Harrison followed Sidetrack as he scrambled up the hill and they both saw the glimmer of headlights in the distance. Sidetrack looked back at the others. ‘Get ready, you fellas,’ he said. ‘I wanna make that train.’
Penny and Jean heard the truck approaching, and Penny stood up in his gilly suit and looked back the way they had come. He turned to Jean then. ‘Listen,’ he said. ‘This is the really dangerous part. I want you to go back to the truck.’
Jean opened her mouth to argue, but Penny lifted a finger. ‘No arguments. I need you to do it, Jean. If anything happens out here, we have to get word to Swartz.

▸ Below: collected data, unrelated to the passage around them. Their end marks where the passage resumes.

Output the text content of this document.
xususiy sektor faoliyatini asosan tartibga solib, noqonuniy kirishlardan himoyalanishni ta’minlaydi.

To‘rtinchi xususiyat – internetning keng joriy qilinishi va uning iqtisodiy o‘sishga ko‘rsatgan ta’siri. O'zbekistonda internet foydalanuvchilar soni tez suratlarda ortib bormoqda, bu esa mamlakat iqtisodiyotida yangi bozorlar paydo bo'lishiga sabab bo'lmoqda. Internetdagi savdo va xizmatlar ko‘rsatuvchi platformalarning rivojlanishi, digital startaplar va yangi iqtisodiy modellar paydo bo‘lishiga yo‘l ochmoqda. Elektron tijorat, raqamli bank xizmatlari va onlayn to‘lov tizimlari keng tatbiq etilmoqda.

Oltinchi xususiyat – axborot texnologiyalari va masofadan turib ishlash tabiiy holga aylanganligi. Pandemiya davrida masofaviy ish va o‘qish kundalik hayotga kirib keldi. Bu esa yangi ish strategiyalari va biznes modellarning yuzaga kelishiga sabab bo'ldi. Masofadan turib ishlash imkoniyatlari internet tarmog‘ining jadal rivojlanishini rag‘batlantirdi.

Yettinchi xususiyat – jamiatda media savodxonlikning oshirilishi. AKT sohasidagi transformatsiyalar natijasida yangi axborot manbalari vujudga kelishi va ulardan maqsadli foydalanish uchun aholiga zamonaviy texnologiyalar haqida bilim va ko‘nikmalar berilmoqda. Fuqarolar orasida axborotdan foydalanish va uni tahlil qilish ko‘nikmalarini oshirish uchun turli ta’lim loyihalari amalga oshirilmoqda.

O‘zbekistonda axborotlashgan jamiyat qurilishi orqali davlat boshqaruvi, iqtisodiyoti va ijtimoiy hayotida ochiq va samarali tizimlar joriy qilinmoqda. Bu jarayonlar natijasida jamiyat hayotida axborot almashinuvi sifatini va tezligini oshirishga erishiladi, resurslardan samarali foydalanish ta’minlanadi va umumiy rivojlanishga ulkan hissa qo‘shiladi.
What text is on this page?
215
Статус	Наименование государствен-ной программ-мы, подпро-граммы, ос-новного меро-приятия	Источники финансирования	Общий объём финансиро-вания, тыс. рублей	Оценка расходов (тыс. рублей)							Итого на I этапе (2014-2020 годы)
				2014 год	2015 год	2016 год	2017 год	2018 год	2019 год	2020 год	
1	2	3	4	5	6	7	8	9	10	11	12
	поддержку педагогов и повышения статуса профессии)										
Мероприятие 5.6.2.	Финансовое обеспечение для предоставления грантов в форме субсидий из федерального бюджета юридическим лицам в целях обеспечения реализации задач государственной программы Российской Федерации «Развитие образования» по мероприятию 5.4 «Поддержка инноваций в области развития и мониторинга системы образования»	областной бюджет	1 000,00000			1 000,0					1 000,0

Go back to the truck and then find yourself a hiding place a little way away from it. We don’t want any third eye finding you sat in a pick-up in the middle of nowhere.’ He smiled through the darkness at her. ‘If I’m not back in two hours, you call the cavalry. OK?’
Jean bunched her lips, then nodded and moved away into the darkness. Penny watched for a moment longer, then began to pick his path towards the hill. He had spent eighteen months with Force Reconnaissance, the Marine Corps special forces, and he could move as silently at night as anyone he knew. Within a few minutes, he could hear low voices from the other side of the hill and he lay as still as the grave, the gilly suit camouflaging him completely. He knew Harrison had always kept his covert gear in his truck box, part of his work for the Louisiana special ops group. It suited Penny’s purpose now and he inched between the rocks further up the hill until the voices became intelligible. The truck was getting nearer, but not so near as to drown out the sounds of conversation. He strained to pick up words, listening for Harrison’s voice. He heard others, but not him.
/>
‘We gonna make that train?’ somebody said.
‘We’ll make it.’
‘When’s the next one, if we don’t?’
‘We’ll make the fucking train. Alls you got to do, when the truck gets here, is load up your packs.’
‘One hundred pounds, man. That’s twenty apiece.’
‘It’s nothing.’
‘OK, big guy. You can carry mine.’
Penny frowned in the darkness. The conversation stilled and he wondered what had happened. Then, steeling himself, he ventured to the top of the hill and spotted five shadows in the darkness making their way along the arroyo. Up ahead, the lights from the truck were getting brighter. He began to inch forward.
Harrison stood with Limpet, watching the approaching truck. Sidetrack had a flashlight, which he waved in an arc, and the truck slowed then, swung to their left and pulled up where the dirt road met the arroyo. They moved forward quickly now, Sidetrack urging them into action. Two men occupied the cab of the pick-up. They waited, engine running, until the five hobos took shape in the darkness and then they jumped to the ground. Harrison looked for Rambo, but did not see him. Further down the arroyo, Matt Penny was watching.
‘Let’s get it done,’ Sidetrack said. ‘Haul ass. Come on.’
The two men climbed into the back of the truck and opened a wooden crate. Harrison swung up next to them and they began to lift out small, square cartons wrapped in oiled paper. They handed them gingerly one by one to Harrison, who passed them down. Hooch, Carlsbad, Limpet and Sidetrack made space in their backpacks for the packages. Harrison stacked the final few on the flatbed of the pick-up and then placed them in his own pack.
‘Where’s Rambo at?’ he said to one of the militia men.
‘He’s got other things to do.’ The man lowered the lid on the wooden crate and snapped the catches to. He swung himself over the side and landed in the dirt. Harrison handed him his pack, then swung down after him. The man helped him get his arms through the straps, then he and his accomplice were back in the cab and spinning the wheels in the dust. Harrison had made sure he got a close look at both of them, so he could identify them later. Lying not ten feet from where he now stood, Penny had done the same.